Se decide la acción de tutela promovida por Rafael Ángel Díaz Castro contra la Sala Civil del Tribunal Superior de Bogotá, trámite al que fueron vinculados los Juzgados Veintisiete Civil del Circuito, Doce Civil Municipal de Descongestión de esta ciudad, y demás partes e intervinientes dentro del proceso objeto de queja constitucional.
I. ANTECEDENTES
A. La pretensión
El ciudadano solicitó el amparo de sus derechos fundamentales al debido proceso y acceso a la administración de justicia, que considera vulnerados por la autoridad acusada, en el trámite del proceso divisorio instaurado por Miriam Acosta Ferreira contra Carlos Julio Acosta Ferreira y otros, donde le fue negada su oposición, decisión que fue apelada y resuelta por un sólo magistrado, sin tener en cuenta que la ley exige la integración de la sala y desconoció «arbitrariamente mediante vías de hecho el valor de la prueba sumaria para demostrar la posesión – art. 686 Código de Procedimiento.»
…Como subsidiaria o alternativa, en caso de no proceder la anterior pretensión, se revocar (sic) la providencia del 10 de junio de 2015 referenciada, y ordenar tener en cuenta la oposición por mi presenta (sic), con fundamento a las Pruebas Sumarias aportadas legalmente.». [Folio 32, c.1]
B. Los hechos
1. El 19 de diciembre de 2013, Miriam Acosta Ferreira presentó demanda en contra de Carlos Julio, Consuelo, Jeanneth y Carlota Acosta Ferreira, en la que solicitó la división del inmueble ubicado en la carrera 8 A No. 4 – 58 Sur de Bogotá, la que fue admitida por el Juzgado Veintisiete Civil del Circuito de esta ciudad el 16 de enero de 2014.
2. Los demandados fueron notificados del proceso y guardaron silencio.
3. En auto de 19 de febrero de 2014, el juzgador decretó la división mediante venta en pública subasta del inmueble objeto del asunto y ordenó el avaluó del mismo.
4. Posteriormente, mediante proveído de 16 de mayo de 2014, el juez ordenó el secuestro del bien, y para su práctica, comisionó al Juzgado Doce Civil Municipal de Descongestión de esta ciudad.

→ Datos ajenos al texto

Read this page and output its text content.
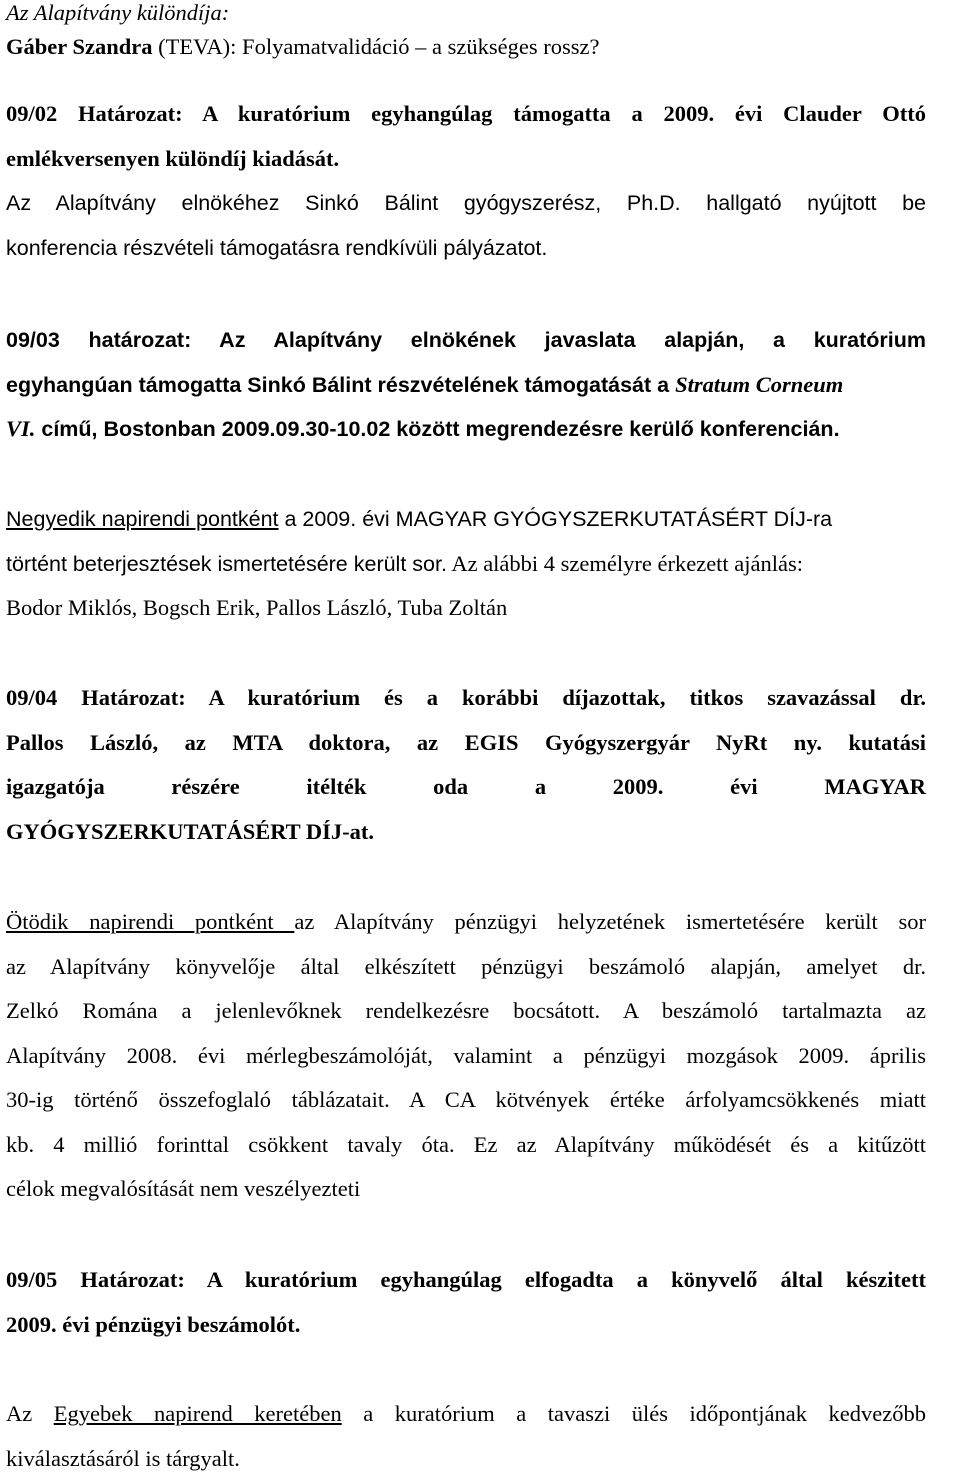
Az Alapítvány különdíja:

Gáber Szandra (TEVA): Folyamatvalidáció – a szükséges rossz?

09/02 Határozat: A kuratórium egyhangúlag támogatta a 2009. évi Clauder Ottó
emlékversenyen különdíj kiadását.
Az Alapítvány elnökéhez Sinkó Bálint gyógyszerész, Ph.D. hallgató nyújtott be
konferencia részvételi támogatásra rendkívüli pályázatot.
09/03 határozat: Az Alapítvány elnökének javaslata alapján, a kuratórium
egyhangúan támogatta Sinkó Bálint részvételének támogatását a Stratum Corneum
VI. című, Bostonban 2009.09.30-10.02 között megrendezésre kerülő konferencián.
Negyedik napirendi pontként a 2009. évi MAGYAR GYÓGYSZERKUTATÁSÉRT DÍJ-ra
történt beterjesztések ismertetésére került sor. Az alábbi 4 személyre érkezett ajánlás:
Bodor Miklós, Bogsch Erik, Pallos László, Tuba Zoltán
09/04 Határozat: A kuratórium és a korábbi díjazottak, titkos szavazással dr.
Pallos László, az MTA doktora, az EGIS Gyógyszergyár NyRt ny. kutatási
igazgatója részére itélték oda a 2009. évi MAGYAR
GYÓGYSZERKUTATÁSÉRT DÍJ-at.
Ötödik napirendi pontként az Alapítvány pénzügyi helyzetének ismertetésére került sor
az Alapítvány könyvelője által elkészített pénzügyi beszámoló alapján, amelyet dr.
Zelkó Romána a jelenlevőknek rendelkezésre bocsátott. A beszámoló tartalmazta az
Alapítvány 2008. évi mérlegbeszámolóját, valamint a pénzügyi mozgások 2009. április
30-ig történő összefoglaló táblázatait. A CA kötvények értéke árfolyamcsökkenés miatt
kb. 4 millió forinttal csökkent tavaly óta. Ez az Alapítvány működését és a kitűzött
célok megvalósítását nem veszélyezteti
09/05 Határozat: A kuratórium egyhangúlag elfogadta a könyvelő által készitett
2009. évi pénzügyi beszámolót.
Az Egyebek napirend keretében a kuratórium a tavaszi ülés időpontjának kedvezőbb
kiválasztásáról is tárgyalt.
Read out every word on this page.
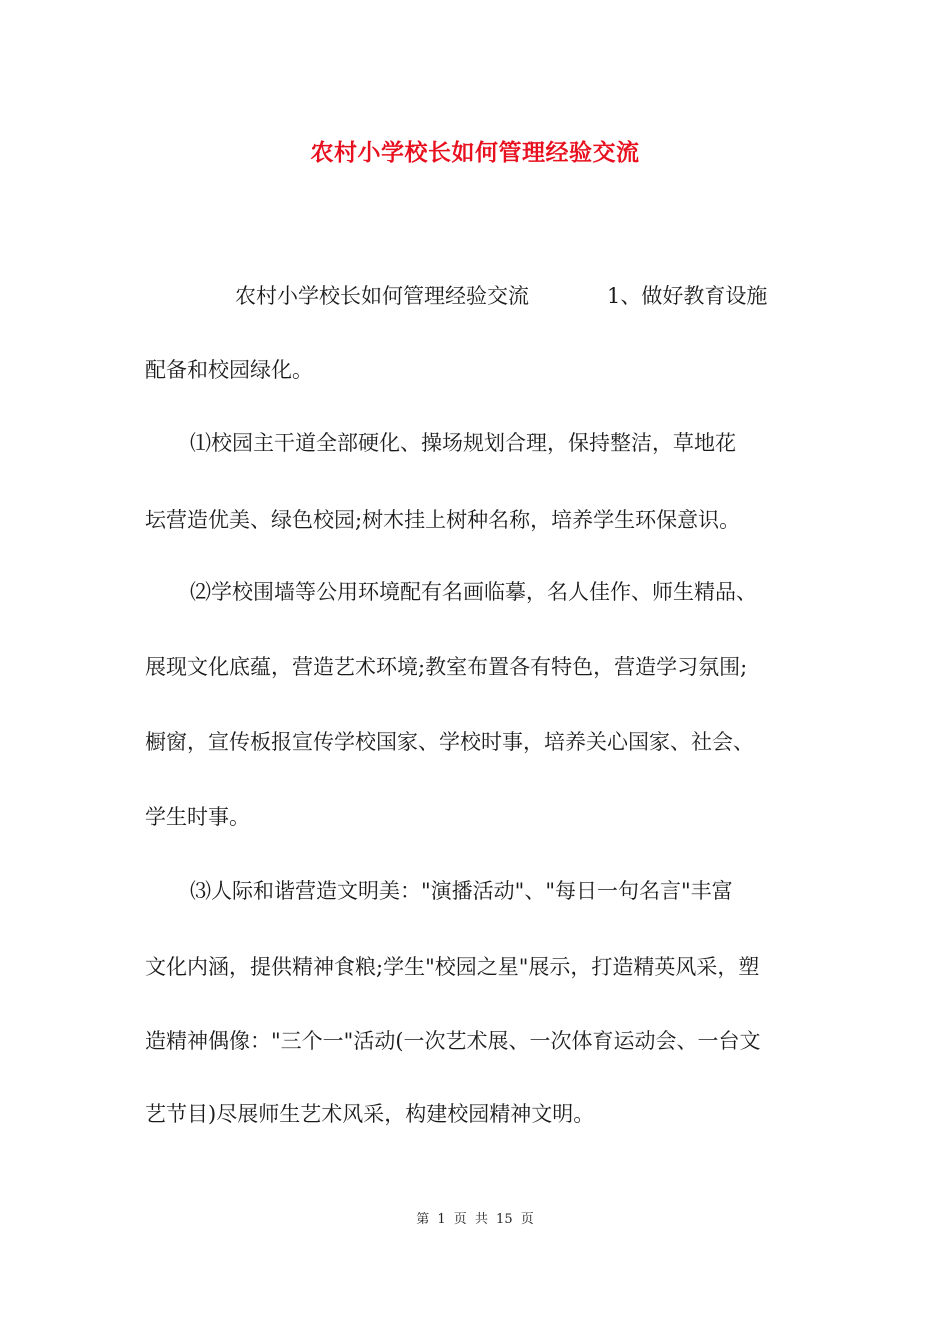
农村小学校长如何管理经验交流
农村小学校长如何管理经验交流	1、做好教育设施
配备和校园绿化。
⑴校园主干道全部硬化、操场规划合理，保持整洁，草地花
坛营造优美、绿色校园;树木挂上树种名称，培养学生环保意识。
⑵学校围墙等公用环境配有名画临摹，名人佳作、师生精品、
展现文化底蕴，营造艺术环境;教室布置各有特色，营造学习氛围;
橱窗，宣传板报宣传学校国家、学校时事，培养关心国家、社会、
学生时事。
⑶人际和谐营造文明美："演播活动"、"每日一句名言"丰富
文化内涵，提供精神食粮;学生"校园之星"展示，打造精英风采，塑
造精神偶像："三个一"活动(一次艺术展、一次体育运动会、一台文
艺节目)尽展师生艺术风采，构建校园精神文明。
第 1 页 共 15 页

5. El tutelante se opuso a la práctica de tal diligencia el 15 de julio de 2014, para lo cual adujo ser el poseedor de ese predio desde hace más de trece años, motivo por el cual radicó demanda de pertenencia inicialmente en el Juzgado Cuarto Civil del Circuito de Bogotá, la cual fue rechazada el 20 de mayo de ese año por no haber sido subsanada y posteriormente en el Juzgado 41 Civil del Circuito de Bogotá, asunto que actualmente se encuentra en trámite, así mismo, aportó algunos recibos de pago de servicios públicos, impuestos y gas natural que llega a su nombre, amén de un certificado expedido por la Cámara de Comercio junto con el Rut que establece su condición de comerciante y que ejerce tal actividad en el inmueble objeto de cautela. [Folios 6-8, c.1]
6. El comisionado, en decisión de 3 de febrero de 2015, denegó la oposición tras indicar que las pruebas allegadas no daban certeza de la condición alegada por el accionante, máxime si el proceso de prescripción adquisitiva de dominio que se adelanta en el Juzgado 41 Civil del Circuito es posterior al inicio del divisorio, «de lo que se infiere que una vez conoció del mismo fue que interpuso tal acción, amén de que en el interrogatorio que le fue recibido, adujo haber ingresado al inmueble con ocasión a la relación familiar de su padre José Eduardo Díaz Díaz, pero desconocía las circunstancias en que éste ingreso al predio y las relaciones de tenencia de aquél, cómo si pagaba o no arriendo.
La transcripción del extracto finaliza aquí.